How to Have a Money Check-In for Managing Cash Flow as a Freelancer

  1. Choose one day a week to review your situation. Make it a day you can reasonably count on each week. Sometimes I miss a week, but I try not to miss two weeks in a row.
  2. Check to see which clients have paid. Do you have a system for invoicing? Make sure your clients have paid. Make a note of which clients are behind.
  3. Review your other accounts. What’s already come out? Check the charges on your credit card and your bank transfers. Make sure everything’s in order. Flag problematic or fraudulent charges.
  4. List spending that isn’t a priority. Notice items like subscriptions that you aren’t using. Take a look at spending that doesn’t align with your values. Make a plan to cancel those subscriptions and revamp your financial priorities to avoid other spending.
  5. Look ahead to bills coming due. What’s coming out in the future? Do you need to preserve money in your account for a rent or mortgage payment? When does the insurance payment get taken? Do you need to plan for grocery shopping in the coming week?
  6. Match automatic transfers with income and expenses. Ensure your automatic transfers align properly with your upcoming bills and income. If you need to tweak some of your dates, see if you can. When I struggled with a two-week paycheck, I adjusted so I was paying myself once a week.
  7. Tweak as needed. Managing cash flow as a freelancer is mostly about making adjustments as needed. Connect to your money and do this effectively.

Tips for Managing Cash Flow as a Freelancer

Better cash flow management leads to peace of mind. You’re more likely to accomplish your goals and make the most of your situation. Here are some basic tips for managing cash flow as a freelancer:

  • Know your number. Be aware of how much money you need each month to meet your basic needs. You might have a lower number if you have a partner that brings in money. Just know where you’re at and how much you need to accomplish your goals.
  • Set aside a sinking fund. Or emergency fund. Whatever you want to call it. Have an account that’s readily accessible so you can put money into that account regularly.
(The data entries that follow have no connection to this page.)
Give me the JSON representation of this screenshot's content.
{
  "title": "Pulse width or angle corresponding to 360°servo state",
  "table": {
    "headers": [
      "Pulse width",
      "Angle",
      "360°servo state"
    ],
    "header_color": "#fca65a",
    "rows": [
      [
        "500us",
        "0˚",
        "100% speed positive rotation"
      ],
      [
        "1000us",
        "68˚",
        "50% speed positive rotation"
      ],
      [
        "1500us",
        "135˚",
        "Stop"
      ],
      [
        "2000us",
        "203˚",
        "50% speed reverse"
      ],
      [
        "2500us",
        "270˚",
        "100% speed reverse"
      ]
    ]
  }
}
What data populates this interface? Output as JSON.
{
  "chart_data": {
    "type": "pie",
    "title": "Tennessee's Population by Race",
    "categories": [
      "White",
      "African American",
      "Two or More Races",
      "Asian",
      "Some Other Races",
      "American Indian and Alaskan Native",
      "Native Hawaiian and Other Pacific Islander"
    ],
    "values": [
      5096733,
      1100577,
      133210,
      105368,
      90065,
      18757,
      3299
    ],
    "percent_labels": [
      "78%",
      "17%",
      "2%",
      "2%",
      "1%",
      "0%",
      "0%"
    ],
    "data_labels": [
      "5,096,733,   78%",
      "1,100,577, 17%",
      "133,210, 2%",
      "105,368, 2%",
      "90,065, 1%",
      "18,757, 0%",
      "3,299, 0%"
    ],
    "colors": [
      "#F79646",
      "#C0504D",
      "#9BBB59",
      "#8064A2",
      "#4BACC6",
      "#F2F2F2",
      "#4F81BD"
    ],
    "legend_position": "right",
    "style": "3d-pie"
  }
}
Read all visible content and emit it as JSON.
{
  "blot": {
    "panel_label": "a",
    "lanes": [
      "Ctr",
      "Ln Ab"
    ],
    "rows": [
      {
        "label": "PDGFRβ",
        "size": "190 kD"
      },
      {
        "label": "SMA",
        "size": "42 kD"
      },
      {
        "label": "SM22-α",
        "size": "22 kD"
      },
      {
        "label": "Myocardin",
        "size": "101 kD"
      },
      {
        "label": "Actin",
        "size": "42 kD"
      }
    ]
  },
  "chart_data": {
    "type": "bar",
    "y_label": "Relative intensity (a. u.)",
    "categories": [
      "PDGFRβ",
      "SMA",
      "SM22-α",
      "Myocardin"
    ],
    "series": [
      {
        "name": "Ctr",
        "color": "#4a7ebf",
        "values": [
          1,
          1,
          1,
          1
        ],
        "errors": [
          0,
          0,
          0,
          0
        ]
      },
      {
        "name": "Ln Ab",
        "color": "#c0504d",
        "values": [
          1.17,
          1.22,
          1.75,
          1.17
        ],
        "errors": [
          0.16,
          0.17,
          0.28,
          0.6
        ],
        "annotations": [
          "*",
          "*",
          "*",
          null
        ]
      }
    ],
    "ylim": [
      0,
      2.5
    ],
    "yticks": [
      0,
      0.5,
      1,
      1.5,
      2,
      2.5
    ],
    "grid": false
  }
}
Put extra into that account when you have a month with earnings beyond your number. You can bank the entire excess or designate a percentage of the excess. Whatever works for you. I use a taxable investment account. When my monthly income doesn’t reach my number, I sell some stocks and use that to cover costs.
  • Plan for taxes. As a freelancer, you need to plan for taxes. I used to do this by automatically transferring money into my monthly tax sinking fund. Today, I do it by paying Gusto to manage my payroll. I get a paycheck from my business, and Gusto handles the state and local taxes and all the pesky FICA stuff.
  • Know what you can cut if needed. Sometimes, your sinking fund isn’t enough to smooth cash flow. This is especially true if you have multiple sparse months in a row. Deciding what to get rid of immediately can help you spring into action if required. I know exactly what I’ll cancel if needed.
  • Check-in regularly. You can’t assume everything is fine. Maintain that connection with your money.

Bottom Line

A home business presents challenges to managing cash flow that you don’t see when you’re a salaried employee. The money isn’t always there at the same time, month after month.

When you live on a variable income, it’s vital that you pay attention not just to how much you expect but when it will actually be there. I should have built up a better cushion in my checking account and paid better attention to how the timing would work out. Cash flow is just as important as how much money you have.